Матвей Макарович решительно рванул за докторами.
В сестринской – тоже нарядной, свеженькой, как и вся клиника после реконструкции, – Матрёна Ивановна поила чаем Алёну Степановну. Георгий сидел здесь же, под столом потирая культи: ныли немилосердно.
– Что с ним такое, Матрёна Ивановна? Почему? Матвей-то здоровый, каких поискать!
– Это по-разному бывает, милая, – приговаривала Матрёна. – Жив-здоров человек. А через мгновение: если не мёртв, так калека! Неизвестно ещё, что хуже.

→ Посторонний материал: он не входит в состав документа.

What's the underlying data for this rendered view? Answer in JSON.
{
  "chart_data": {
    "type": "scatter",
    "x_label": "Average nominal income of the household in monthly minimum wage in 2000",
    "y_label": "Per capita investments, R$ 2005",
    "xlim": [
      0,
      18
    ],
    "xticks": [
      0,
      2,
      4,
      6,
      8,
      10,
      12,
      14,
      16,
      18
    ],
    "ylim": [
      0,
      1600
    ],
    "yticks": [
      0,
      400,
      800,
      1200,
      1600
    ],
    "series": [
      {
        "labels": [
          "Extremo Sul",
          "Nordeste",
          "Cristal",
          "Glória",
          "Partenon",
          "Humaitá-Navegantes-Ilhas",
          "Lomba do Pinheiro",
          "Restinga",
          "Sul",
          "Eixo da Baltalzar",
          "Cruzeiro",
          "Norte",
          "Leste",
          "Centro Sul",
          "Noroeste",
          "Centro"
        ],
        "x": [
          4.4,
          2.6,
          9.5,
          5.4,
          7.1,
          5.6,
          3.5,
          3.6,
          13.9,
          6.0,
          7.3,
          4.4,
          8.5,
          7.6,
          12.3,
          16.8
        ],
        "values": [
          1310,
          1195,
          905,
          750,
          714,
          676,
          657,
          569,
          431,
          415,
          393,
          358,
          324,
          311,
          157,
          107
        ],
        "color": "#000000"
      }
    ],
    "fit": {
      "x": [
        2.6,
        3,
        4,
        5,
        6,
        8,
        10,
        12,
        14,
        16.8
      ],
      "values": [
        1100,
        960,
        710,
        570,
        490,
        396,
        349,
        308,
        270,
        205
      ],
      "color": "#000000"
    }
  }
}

Георгий исподтишка бросил на Матрёну хмурый взгляд. Она виновато улыбнулась. Да что ж это, действительно! Тут жена Громова, а она про калеку, что хуже мертвеца! Успокоила, нечего сказать! Это всё переутомление с этими новыми делами. Столько всего, голова кругом! А персонала и прежде не хватало, теперь куда уж! Ещё и девчонку эту – Бельцеву – Вера навесила. Ладно, девчонка сообразительная, некапризная. Надо срочно исправлять ситуацию, у жены Матвея Макаровича лицо перекосилось.
– Так бывает и наоборот. Вот только всё плохо было, хуже некуда, а глядишь – уже и хорошо, так что лучше и не бывает! – протараторила Матрёна. – Молиться надо! Молиться и…
В сестринскую вошла Вера Игнатьевна со своим неотлучным щенком Белозерским, и Матрёне Ивановне полегчало.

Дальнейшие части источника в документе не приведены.